A collection of learnings and opinions.

Thursday, March 1, 2007

I'm Thinking of Something Round

I was having this little problem with the app I'm developing. It's the same program that I've been talking about the last two posts, the unnamed application I'm calling Pluto. The problem I'm addressing this time is not domain-specific however, but rather a result of my lack of experience with the platform and language I'm using.

I was looking to present parameters in a GUI for the user to manipulate. I'd solved the tasks of getting the parameters from the web service and presenting them in controls based on their type. Getting the parameters into the user's face is only half the work, though. I also had to get the user's input back into Pluto's guts somehow. Now, this gave me a few sorts of problems.

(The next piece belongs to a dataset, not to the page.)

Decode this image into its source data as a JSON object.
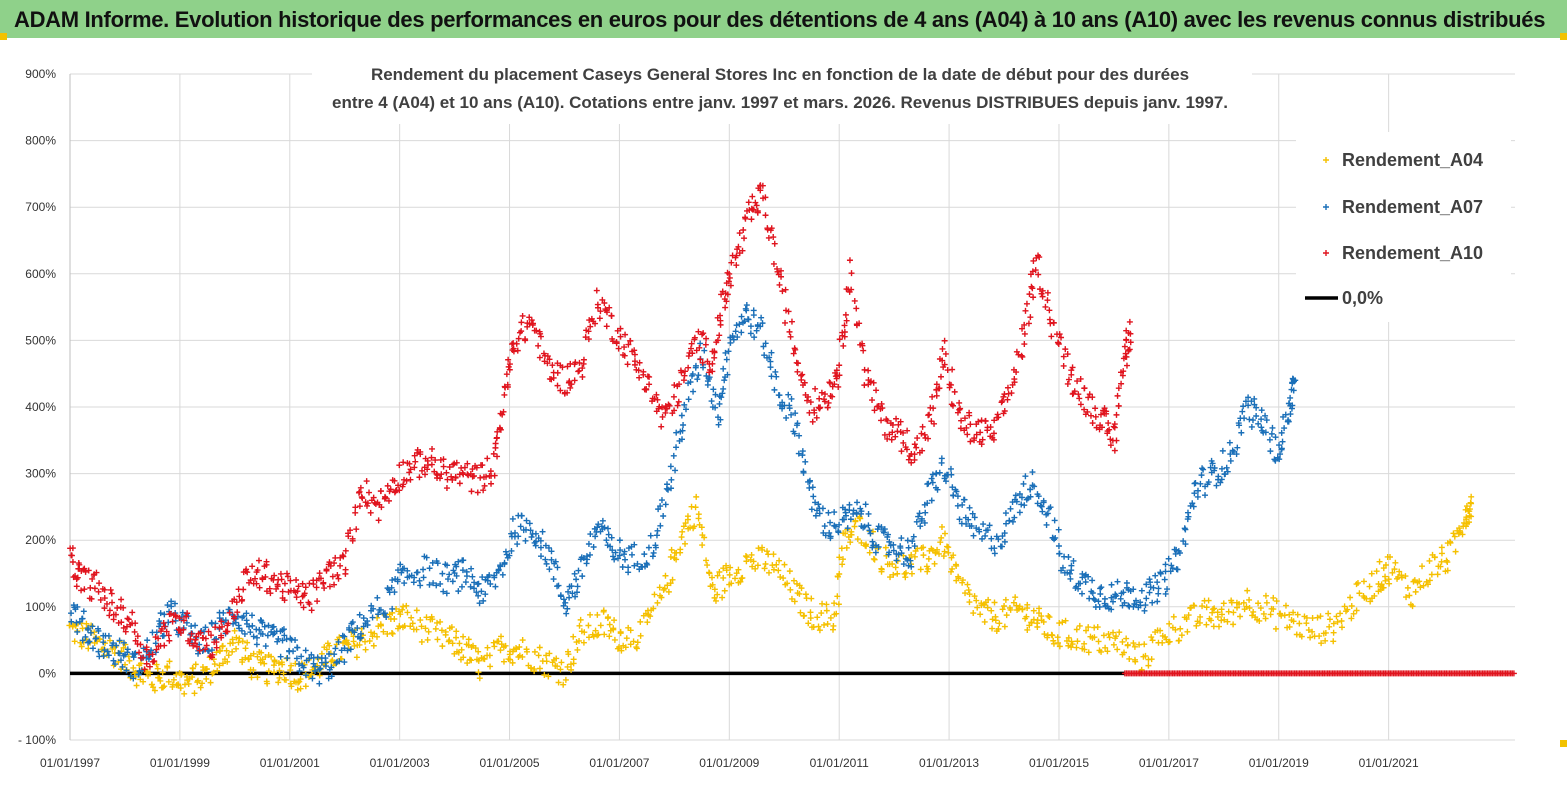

The first problem is that I know the user is interacting with a control, and I know which kind of control it is. Thus, one might think I could easily map the control-type to the parameter-type. It works, for dates, strings and booleans. It's not so easy for integers and floats though, as they're both most easily displayed with what .net calls a NumericUpDown (lovely little things). As you may know you can set the number of decimals such a control allows.

I briefly toyed with the idea of setting integer-type controls to have 0 decimals and floats to have some other number and parsing based on that. All this was starting to smell of a hack. I was taking some arbitrary subset of the data contained in a datatype (the original ReportParameter), using it to construct some other object (the Control) and then trying to make a new object of the original type with that small subset of data and some implicit knowledge (what kind of control each parameter type mapped to). Badness.

How do I get out of this bad situation I've gotten myself into? It's obvious that I want to keep the original object, and just get the changes (if any) from the control into it. That would be much better, safer, cheaper (well, not in memory but we're talking about on the order of 0-10 objects here) and much, much less buggy. Just imagine trying to maintain such a mapping if you've really no idea what I did and why...

How do I keep the original objects? One solution would be a global list of the original objects with the same numbering as the controls I added (or some other arbitrary scheme to keep the control-parameter mapping). This is not an ideal solution - it's not very object-oriented, the mapping is non-obvious and globals tend to be a bad idea for these kinds of problems. So, I kept thinking.

When I keep thinking I can come up with some really convoluted and complex solutions to problems like this. My though was this: If I make an object that includes both the original parameter and the control I can just ask it to return the parameter. The immediate problem with this is that I would loose the elegance of adding controls directly to the GUI. Could I somehow solve this by making the object an extension of the Control? If I were a .net -guru I could possibly do this in some way and easily make such an object. I am not, however, I am brand new at this platform and totally new at VB.NET. So, I looked around, read a bit, tried to understand how this plot could be hatched, but I really got nowhere.

This got me thinking about patterns, though. I like patterns, so I tried to identify what I was trying to do. Was my problem solved by a proxy? Well, no, I didn't really need an object to stand-in for another. I had access to the control, I wanted to add functionality. Could it be a composite? Not really that either, as composites are good at unifying the way you use some number (usually a substantial number) of components. It had to be a decorator, the pattern that lets you add some functionality to some existing object (by "painting" that functionality onto it). It may seem obvious now, but it's never that easy when you're thinking through it. At least it isn't for me, caveat emptor.

I had it licked. I just had to implement the pattern that "painted" the original object onto the controller. Why was I not happy? This was a tiny, but important part of Pluto, and going straight on to implementation of a decorator-pattern with interfaces and implementations et cetera wasn't what I wanted to do. I still had a hope, maybe just a wish, that I wouldn't have to go through that for this simple need.

I'd skimmed the definition of the Control to see if there was anything I could use in there at the beginning of this problem, but nothing particularly stood out. I was probably just putting off starting on the pattern, but I found myself reading through it again. I was scanning for any kind of Object-reference the Control could keep - maybe I could just put it in there? I found a few, but they all sounded like they changed the behaviour of the control in some significant manner (AccesibilityObject? No, I don't like the sound of that). Then I found it: the control has a property called a Tag, and it's an Object.

You know that combination of elation and shame you get when you see that a problem you've spent good time on has already been solved? Not only has it been solved, but it's right there in front of you ready to be used. Let me quote the description of the Tag from the API: Gets or sets the object that contains data about the control. Could it be better?

So, slightly shamed but mostly happy about the way the problem had been solved elegantly and without any implementation whatsoever I simply tagged the controls with the parameters. This means that I can get the original object directly when I parse the input from the user, get the content that's been changed and send the whole shebang back to the server.

Right now I really love that.

My professor once told me: "A few hours in a library can frequently save you months of research."